Thank you. I will read the book.

elvan
Member

Lesliex  It is NOT easy and I am not going to tell you that it is, I WILL tell you that it will get better, at the moment, you are white knuckling your quit.  You need to read all of the support information you have been given, including, but not limited to JonesCarpeDiem‌'s /blogs/jonescarp.aka.dale.Jan_2007-blog/2011/06/26/what-to-expect-in-the-first-four-months  and My Welcome To New Members (10 Years Of Watching)  If you have not already read JACKIE1-25-15‌'s blog /blogs/JACKIE1-25-15-blog/2017/08/07/plan-prepare-practice-to-protect and https://excommunity.becomeanex.org/groups/newbie-quitters/blog/2017/07/20/are-you-new-here then PLEASE do so.

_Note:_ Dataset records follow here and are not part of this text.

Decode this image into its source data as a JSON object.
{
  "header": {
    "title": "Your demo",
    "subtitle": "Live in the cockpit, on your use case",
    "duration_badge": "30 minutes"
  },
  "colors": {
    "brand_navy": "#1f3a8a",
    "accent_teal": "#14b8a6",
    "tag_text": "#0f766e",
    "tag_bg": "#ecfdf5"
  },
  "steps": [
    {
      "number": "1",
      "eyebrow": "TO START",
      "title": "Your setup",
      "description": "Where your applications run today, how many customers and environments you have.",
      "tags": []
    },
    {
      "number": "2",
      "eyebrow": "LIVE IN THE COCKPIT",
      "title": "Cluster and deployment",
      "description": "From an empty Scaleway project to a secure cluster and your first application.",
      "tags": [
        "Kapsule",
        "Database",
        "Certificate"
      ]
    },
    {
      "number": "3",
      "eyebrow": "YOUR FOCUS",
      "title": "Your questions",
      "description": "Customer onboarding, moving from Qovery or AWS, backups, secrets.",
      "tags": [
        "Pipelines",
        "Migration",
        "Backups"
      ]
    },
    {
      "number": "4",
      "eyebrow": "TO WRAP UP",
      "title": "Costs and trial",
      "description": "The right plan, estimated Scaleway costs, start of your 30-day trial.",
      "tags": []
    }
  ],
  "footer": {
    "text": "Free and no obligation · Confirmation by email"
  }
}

The things that make quitting easier are education and support.  I cannot possibly emphasize how much education is worth.  Read everything you can...honestly ask yourself what you expect smoking to do for you and then HONESTLY answer yourself about what it really did.  I can tell you that smoking will do nothing FOR you but it will do lots TO you.  No crave lasts forever and no crave ever killed anyone, that is NOT something you will hear about smoking.  Drink lots and lots of fluids and flush the nicotine from your system.  There is no specific number of days that anyone can give you as to when you will feel better, much of that is up to you.  A lot of people sleep a lot in the beginning of their quits and others say they CAN'T sleep.  Please accept that this is a journey, it is one step at a time, one experience at a time.  You have to replace your memories of smoking with memories of NOT smoking.  Keep busy, value yourself, no one wants to live with the consequences of years of smoking...there ARE consequences.  Addiction allowed to go on and on never ends well.